¿Detentor del radiador abierto o cerrado?
Detentor del radiador, ¿abierto o cerrado? Si te has hecho esta pregunta, ¡genial! Has llegado al sitio perfecto para resolver tus dudas. A continuación te explicamos qué es el detentor de un radiador, cómo debe dejarse, en qué casos es mejor dejarlo de una forma u otra y si es necesario poner detentores en todos los radiadores de la casa. ¡Sigue leyendo!
- ¿Es mejor tener el detentor abierto o cerrado?
- ¿Qué es un detentor de calefacción y para qué sirve?
- ¿Cómo regular un detentor?
- ¿Es recomendable instalar un detentor en cada radiador?
¿Es mejor tener el detentor abierto o cerrado?
El detentor de un radiador debe estar siempre abierto (en mayor o menor medida), a menos que por alguna razón haya que mantener ese punto sin calefacción. De todas formas, esta llave solo debería ser accionada por instaladores profesionales, ya que manipularla sin tener los conocimientos adecuados puede generar desequilibrios en el circuito de calefacción.
El detentor debe estar abierto cuando queremos que un radiador caliente al máximo. Por el contrario, si hay un punto que calienta en exceso mientras que otros permanecen templados o fríos, habrá que cerrarlo de forma progresiva hasta conseguir que el sistema quede perfectamente compensado.
Además, si es necesario desmontar un radiador del circuito para sustituirlo o repararlo, habrá que cerrar su detentor por completo. Solo así podremos retirarlo sin que el agua salga del circuito.

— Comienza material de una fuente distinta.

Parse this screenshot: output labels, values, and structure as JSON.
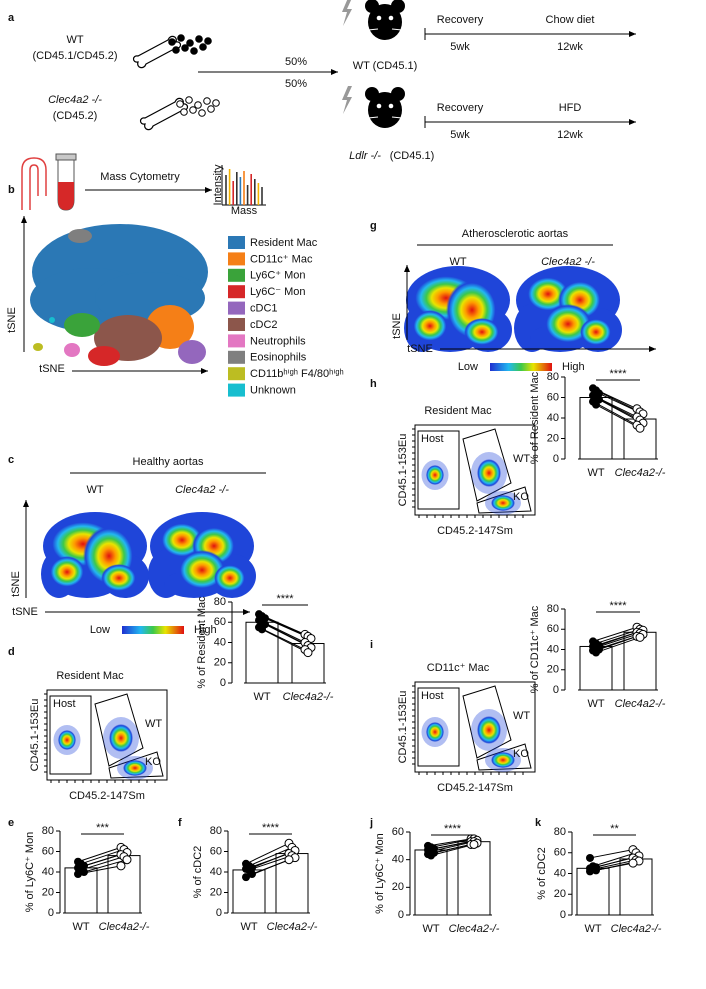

¿Qué es un detentor de calefacción y para qué sirve?
Ahora que ya sabemos cuándo un detentor debe estar abierto o cerrado, veamos en qué consisten estos elementos. El detentor es una llave o válvula situada en el extremo inferior de los radiadores de agua caliente. Los radiadores modernos siempre lo incluyen.
La función del detentor es regular el caudal del agua que sale del radiador. Si lo abrimos del todo, entrará el máximo de agua; y a medida que se cierre irá entrando cada vez menos cantidad. Pero, ¿para qué sirve esta regulación? Muy sencillo: es imprescindible para alcanzar el equilibrado hidráulico del circuito de calefacción. Es decir, sirve para regular el agua caliente en cada emisor térmico (radiador) de manera que todos calienten de forma eficiente.
Pero esa no es su única función. Los detentores resultan muy prácticos a la hora de realizar reparaciones o sustituciones en el circuito. Como comentábamos antes, permiten cerrar del todo la salida del caudal para poder desmontar el radiador sin provocar fugas. Si los radiadores son antiguos y no llevan esta llave, para realizar intervenciones habrá que vaciar la instalación por completo.
¿Cómo regular un detentor?
Como comentábamos antes, no conviene manipular los detentores de los radiadores. Lo mejor es confiar en profesionales competentes, que nos ayudarán a equilibrar el sistema de calefacción para que funcione de la forma correcta.
De todas formas, si te interesa saber cómo es el proceso de regulación de un detentor por si en alguna ocasión necesitas hacerlo tú mismo, te lo contamos:
- Localiza los radiadores que más calientan y cierra ligeramente el detentor. Bastará con girarlo media vuelta hacia la derecha. Para ello y dependiendo del modelo, tendrás que quitar la tapa y girarlo con una llave Allen o con un destornillador plano. También hay detentores que se manipulan con una llave inglesa.
- Pasa a los radiadores que menos calienten. En estos tendrás que abrir el detentor: gíralo de nuevo media vuelta, pero en este caso, hacia la izquierda.
- Si los detentores de los radiadores más fríos están abiertos del todo y siguen sin calentar bien, sigue cerrando poco a poco los de los que más calienten.
- Ve comprobando el calor que emiten, y regula la apertura de cada detentor hasta equilibrar el sistema.
¿Es recomendable instalar un detentor en cada radiador?
Lógicamente, la respuesta es sí. Es una medida muy práctica para poder realizar reparaciones en el sistema de calefacción sin tener que vaciar el circuito de agua. Además, permite equilibrarlo de manera sencilla y rápida, facilitando la tarea de los profesionales y abaratando las intervenciones. Contar con un detentor en cada radiador no solo es una medida práctica e inteligente, sino que prolongará la vida útil del sistema y mejorará su eficiencia.
Si tus radiadores no tienen detentores, no podrás añadírselos. Tendrás que sustituir los viejos modelos por otros más actuales que lleven su correspondiente detentor. Si los escoges con válvula termostática, harás tu instalación mucho más eficiente y fácil de manejar. ¡Merece la pena!